I am (hopefully) somewhere in the middle of life, numerically speaking (if I live to be 102!), but there are days I feel closer to the old guy in the wheelchair than I do the young people around him, and all this got me thinking about how much time I spend (or don’t spend) listening to the stories of the older people in my life.

I’m reading Sara Gruen’s wonderfully enchanting novel, “Water for Elephants,” right now, and she’s got me thinking about all the stories there are out there, lingering in nursing homes and retirement villages and senior citizens clubs. I love a good story, and I’m afraid I may be missing some exceptional ones.

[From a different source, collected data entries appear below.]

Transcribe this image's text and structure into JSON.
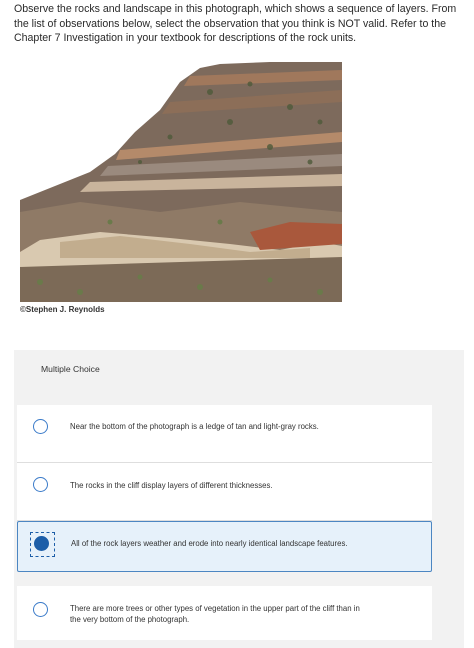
{
  "question": {
    "prompt": "Observe the rocks and landscape in this photograph, which shows a sequence of layers. From the list of observations below, select the observation that you think is NOT valid. Refer to the Chapter 7 Investigation in your textbook for descriptions of the rock units."
  },
  "figure": {
    "credit": "©Stephen J. Reynolds"
  },
  "multiple_choice": {
    "header": "Multiple Choice",
    "options": [
      {
        "label": "Near the bottom of the photograph is a ledge of tan and light-gray rocks.",
        "selected": false
      },
      {
        "label": "The rocks in the cliff display layers of different thicknesses.",
        "selected": false
      },
      {
        "label": "All of the rock layers weather and erode into nearly identical landscape features.",
        "selected": true
      },
      {
        "label": "There are more trees or other types of vegetation in the upper part of the cliff than in the very bottom of the photograph.",
        "selected": false
      }
    ]
  },
  "colors": {
    "accent": "#1c5ea8",
    "selected_bg": "#e6f1fa",
    "panel_bg": "#f2f2f2"
  }
}
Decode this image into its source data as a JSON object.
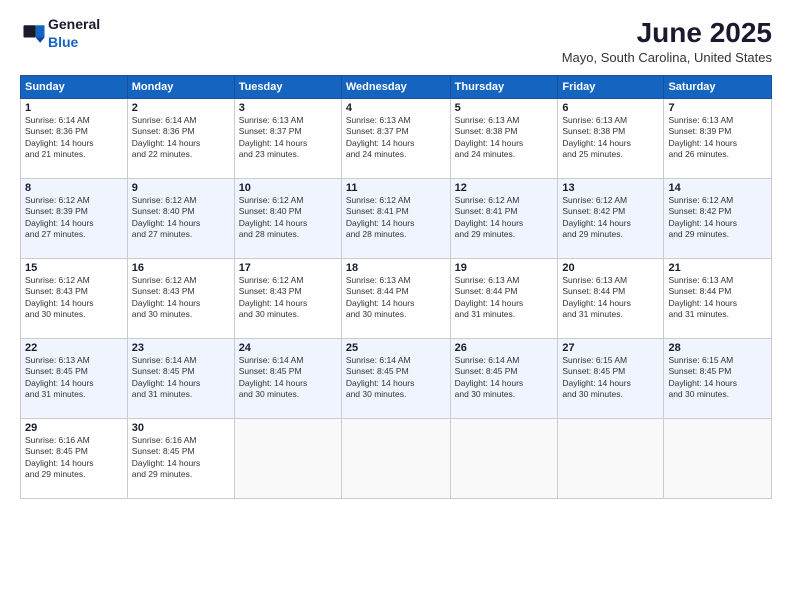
{
  "logo": {
    "general": "General",
    "blue": "Blue"
  },
  "title": "June 2025",
  "subtitle": "Mayo, South Carolina, United States",
  "headers": [
    "Sunday",
    "Monday",
    "Tuesday",
    "Wednesday",
    "Thursday",
    "Friday",
    "Saturday"
  ],
  "weeks": [
    [
      {
        "day": "1",
        "info": "Sunrise: 6:14 AM\nSunset: 8:36 PM\nDaylight: 14 hours\nand 21 minutes."
      },
      {
        "day": "2",
        "info": "Sunrise: 6:14 AM\nSunset: 8:36 PM\nDaylight: 14 hours\nand 22 minutes."
      },
      {
        "day": "3",
        "info": "Sunrise: 6:13 AM\nSunset: 8:37 PM\nDaylight: 14 hours\nand 23 minutes."
      },
      {
        "day": "4",
        "info": "Sunrise: 6:13 AM\nSunset: 8:37 PM\nDaylight: 14 hours\nand 24 minutes."
      },
      {
        "day": "5",
        "info": "Sunrise: 6:13 AM\nSunset: 8:38 PM\nDaylight: 14 hours\nand 24 minutes."
      },
      {
        "day": "6",
        "info": "Sunrise: 6:13 AM\nSunset: 8:38 PM\nDaylight: 14 hours\nand 25 minutes."
      },
      {
        "day": "7",
        "info": "Sunrise: 6:13 AM\nSunset: 8:39 PM\nDaylight: 14 hours\nand 26 minutes."
      }
    ],
    [
      {
        "day": "8",
        "info": "Sunrise: 6:12 AM\nSunset: 8:39 PM\nDaylight: 14 hours\nand 27 minutes."
      },
      {
        "day": "9",
        "info": "Sunrise: 6:12 AM\nSunset: 8:40 PM\nDaylight: 14 hours\nand 27 minutes."
      },
      {
        "day": "10",
        "info": "Sunrise: 6:12 AM\nSunset: 8:40 PM\nDaylight: 14 hours\nand 28 minutes."
      },
      {
        "day": "11",
        "info": "Sunrise: 6:12 AM\nSunset: 8:41 PM\nDaylight: 14 hours\nand 28 minutes."
      },
      {
        "day": "12",
        "info": "Sunrise: 6:12 AM\nSunset: 8:41 PM\nDaylight: 14 hours\nand 29 minutes."
      },
      {
        "day": "13",
        "info": "Sunrise: 6:12 AM\nSunset: 8:42 PM\nDaylight: 14 hours\nand 29 minutes."
      },
      {
        "day": "14",
        "info": "Sunrise: 6:12 AM\nSunset: 8:42 PM\nDaylight: 14 hours\nand 29 minutes."
      }
    ],
    [
      {
        "day": "15",
        "info": "Sunrise: 6:12 AM\nSunset: 8:43 PM\nDaylight: 14 hours\nand 30 minutes."
      },
      {
        "day": "16",
        "info": "Sunrise: 6:12 AM\nSunset: 8:43 PM\nDaylight: 14 hours\nand 30 minutes."
      },
      {
        "day": "17",
        "info": "Sunrise: 6:12 AM\nSunset: 8:43 PM\nDaylight: 14 hours\nand 30 minutes."
      },
      {
        "day": "18",
        "info": "Sunrise: 6:13 AM\nSunset: 8:44 PM\nDaylight: 14 hours\nand 30 minutes."
      },
      {
        "day": "19",
        "info": "Sunrise: 6:13 AM\nSunset: 8:44 PM\nDaylight: 14 hours\nand 31 minutes."
      },
      {
        "day": "20",
        "info": "Sunrise: 6:13 AM\nSunset: 8:44 PM\nDaylight: 14 hours\nand 31 minutes."
      },
      {
        "day": "21",
        "info": "Sunrise: 6:13 AM\nSunset: 8:44 PM\nDaylight: 14 hours\nand 31 minutes."
      }
    ],
    [
      {
        "day": "22",
        "info": "Sunrise: 6:13 AM\nSunset: 8:45 PM\nDaylight: 14 hours\nand 31 minutes."
      },
      {
        "day": "23",
        "info": "Sunrise: 6:14 AM\nSunset: 8:45 PM\nDaylight: 14 hours\nand 31 minutes."
      },
      {
        "day": "24",
        "info": "Sunrise: 6:14 AM\nSunset: 8:45 PM\nDaylight: 14 hours\nand 30 minutes."
      },
      {
        "day": "25",
        "info": "Sunrise: 6:14 AM\nSunset: 8:45 PM\nDaylight: 14 hours\nand 30 minutes."
      },
      {
        "day": "26",
        "info": "Sunrise: 6:14 AM\nSunset: 8:45 PM\nDaylight: 14 hours\nand 30 minutes."
      },
      {
        "day": "27",
        "info": "Sunrise: 6:15 AM\nSunset: 8:45 PM\nDaylight: 14 hours\nand 30 minutes."
      },
      {
        "day": "28",
        "info": "Sunrise: 6:15 AM\nSunset: 8:45 PM\nDaylight: 14 hours\nand 30 minutes."
      }
    ],
    [
      {
        "day": "29",
        "info": "Sunrise: 6:16 AM\nSunset: 8:45 PM\nDaylight: 14 hours\nand 29 minutes."
      },
      {
        "day": "30",
        "info": "Sunrise: 6:16 AM\nSunset: 8:45 PM\nDaylight: 14 hours\nand 29 minutes."
      },
      null,
      null,
      null,
      null,
      null
    ]
  ]
}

“Water for Elephants” begins with this memorable and very funny first line: “I am ninety. Or ninety-three. One or the other.” No doubt our memories fail us all from time to time as we get older, and that’s all the more reason to consider the importance of harvesting, cherishing and celebrating the stories of the older people in our lives.

Jacob Jankowski, the narrator of “Water for Elephants,” lives in an “assisted living facility,” but thankfully spends much of his time dreaming and daydreaming about his life in a traveling circus as a young man, and the stories we are privy to in his memory give us an entrance to a world we may have otherwise never seen. That’s the power of story.

His family visits him weekly (his son is in his 70s, which made me smile just thinking such a thing…) and tries to convince him to play bingo with the others. “Doesn’t it sound like fun?” they ask. He answers: “Sure…maybe if you’re a rutabaga.” I love this crusty old guy. But he goes on to reflect more seriously on his inability to talk to his family and share his stories:

My platitudes don’t hold their interest and I can hardly blame them for that. My real stories are all out of date. So what if I can speak firsthand about the Spanish Flu, the advent of the automobile, world wars, cold wars, and Sputnik – that’s all ancient history now. But what else do I have to offer? Nothing happens to me anymore. That’s the reality of getting old, and I guess that’s the crux of the matter. I’m not ready to be old yet.

The truth is, we often don’t pay much attention to the old people in our lives who sit staring out at the ocean. And the loss is twofold:  We don’t ask them to tell their stories, and we run the risk of those stories being lost forever. We don’t ask them to tell their stories, and we don’t give them the gift of being able to tell their stories. Everyone loses when stories aren’t shared and passed on.

If we think they have nothing to share we’re kidding ourselves and selling them short. Imagine the lives they have lived and the stories they could tell if only someone was listening (and maybe writing them down). Imagine the thundering waves of stories aching to be told and the tragedy of stories that peter out like a wave reaching a deserted beach…harmless bubbles and foam.